We did not restrict inclusion to specific study design labels and included all studies consisting of at least one distinct cohort arm receiving PK-guided prophylaxis. We searched the following databases from inception to date of search: MEDLINE, Embase, CENTRAL, ClinicalTrials.gov, and the EU Clinical Trial Register. Following title, abstract, and full-text screening conducted independently by 2 review authors, we summarized studies qualitatively and synthesized included randomized clinical trials (RCTs) quantitatively by fitting random-effects models.
Search of databases on February 3, 2023, yielded 25 studies fitting our inclusion criteria. Of those, only 2 RCTs and 17 nonrandomized studies included a standard prophylaxis comparator group. Furthermore, risk of bias in the latter was substantial, primarily due to before-after study designs and retrospective comparator groups. Thus, nonrandomized studies were only presented qualitatively. A random-effects meta-analysis of the 2 identified RCT remained inconclusive with regards to bleeding outcomes (ratio of means, 1.15; 95% CI, 0.85-1.56) and factor consumption (ratio of means, 0.82; 95% CI, 0.58-1.18).
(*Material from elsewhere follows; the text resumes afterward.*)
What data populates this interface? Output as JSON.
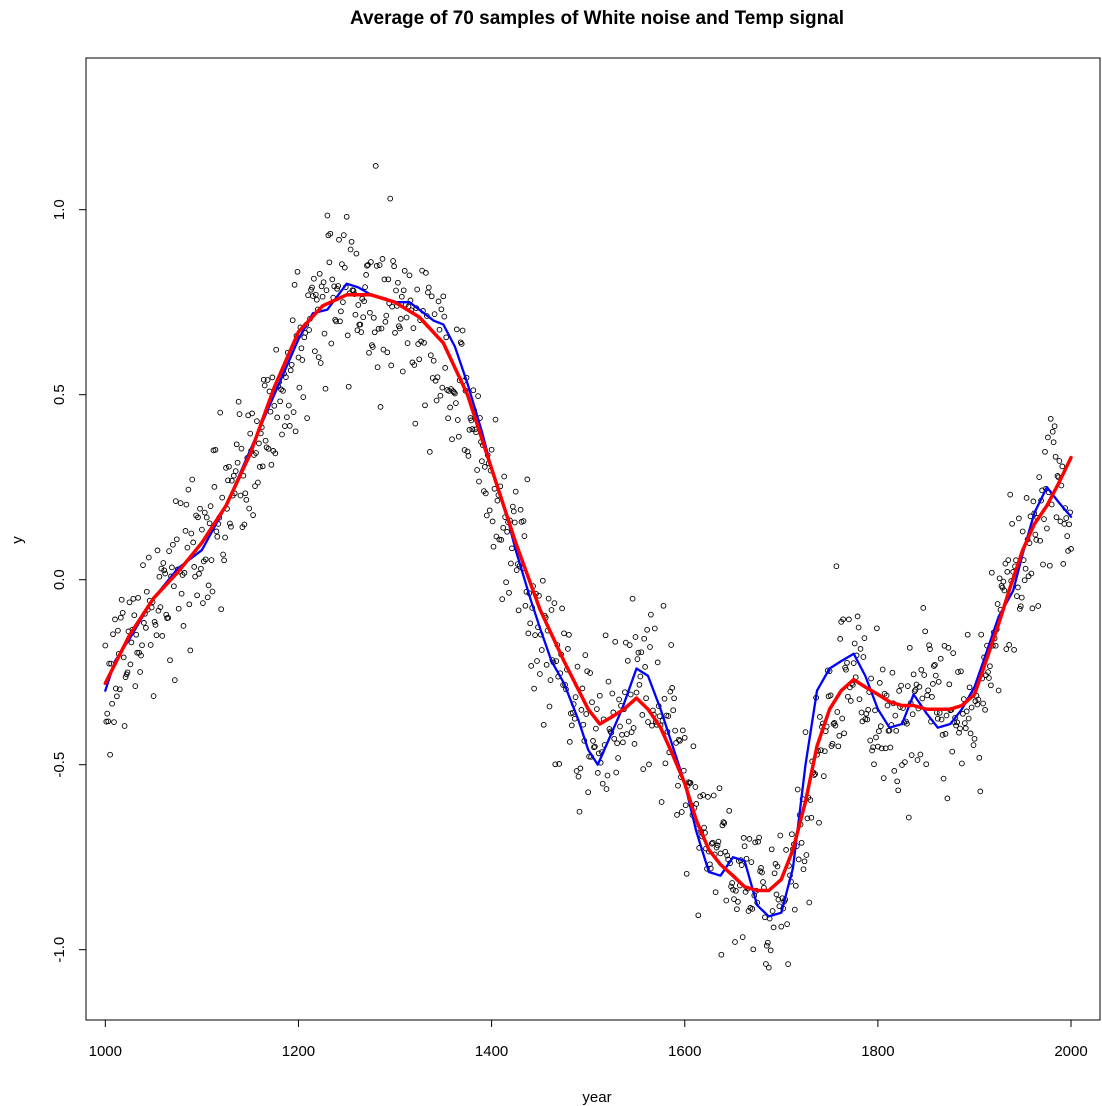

Evidence in the literature suggesting a clinical benefit of PK-guided over standard fixed-dose prophylaxis was weak and mainly found in nonrandomized studies limited by lack of concurrent controls, heterogeneity in outcome reporting, small sample sizes, and high risk of bias.
摘要:
背景:随着人群药代动力学(PK)建模更容易获得,并且PK指导的预防被当前的血友病指南认可,我们进行了系统综述,以总结文献中的现有证据.
目的:评估PK指导的预防与非PK指导的预防的疗效。
方法:我们没有将纳入限制在特定的研究设计标签上,并且纳入了由至少一个接受PK指导预防的不同队列组组成的所有研究。从开始到搜索日期,我们搜索了以下数据库:MEDLINE,Embase,中部,ClinicalTrials.gov,和欧盟临床试验注册。标题之后,abstract,以及由两位综述作者独立进行的全文筛选,我们通过拟合随机效应模型对研究进行了定性总结,并对纳入的随机临床试验(RCT)进行了定量综合.
结果:在2023年2月3日的数据库搜索中,有25项研究符合我们的纳入标准。其中,只有2项RCT和17项非随机研究纳入了标准预防比较组.此外,后者的偏见风险很大,主要是由于前后研究设计和回顾性比较组。因此,非随机研究仅定性地进行.对两个确定的RCT的随机效应荟萃分析在出血结局(均值1.15的比率;95CI,0.85-1.56)和因子消耗(均值0.82的比率;95CI,0.58-1.18)方面仍然没有定论。
结论:文献中的证据表明PK指导优于标准固定剂量预防的临床益处是微弱的,主要见于缺乏并行对照的非随机研究。结果报告中的异质性,小样本量,和高风险的偏见。
目的:评估PK指导的预防与非PK指导的预防的疗效。
方法:我们没有将纳入限制在特定的研究设计标签上,并且纳入了由至少一个接受PK指导预防的不同队列组组成的所有研究。从开始到搜索日期,我们搜索了以下数据库:MEDLINE,Embase,中部,ClinicalTrials.gov,和欧盟临床试验注册。标题之后,abstract,以及由两位综述作者独立进行的全文筛选,我们通过拟合随机效应模型对研究进行了定性总结,并对纳入的随机临床试验(RCT)进行了定量综合.
结果:在2023年2月3日的数据库搜索中,有25项研究符合我们的纳入标准。其中,只有2项RCT和17项非随机研究纳入了标准预防比较组.此外,后者的偏见风险很大,主要是由于前后研究设计和回顾性比较组。因此,非随机研究仅定性地进行.对两个确定的RCT的随机效应荟萃分析在出血结局(均值1.15的比率;95CI,0.85-1.56)和因子消耗(均值0.82的比率;95CI,0.58-1.18)方面仍然没有定论。
结论:文献中的证据表明PK指导优于标准固定剂量预防的临床益处是微弱的,主要见于缺乏并行对照的非随机研究。结果报告中的异质性,小样本量,和高风险的偏见。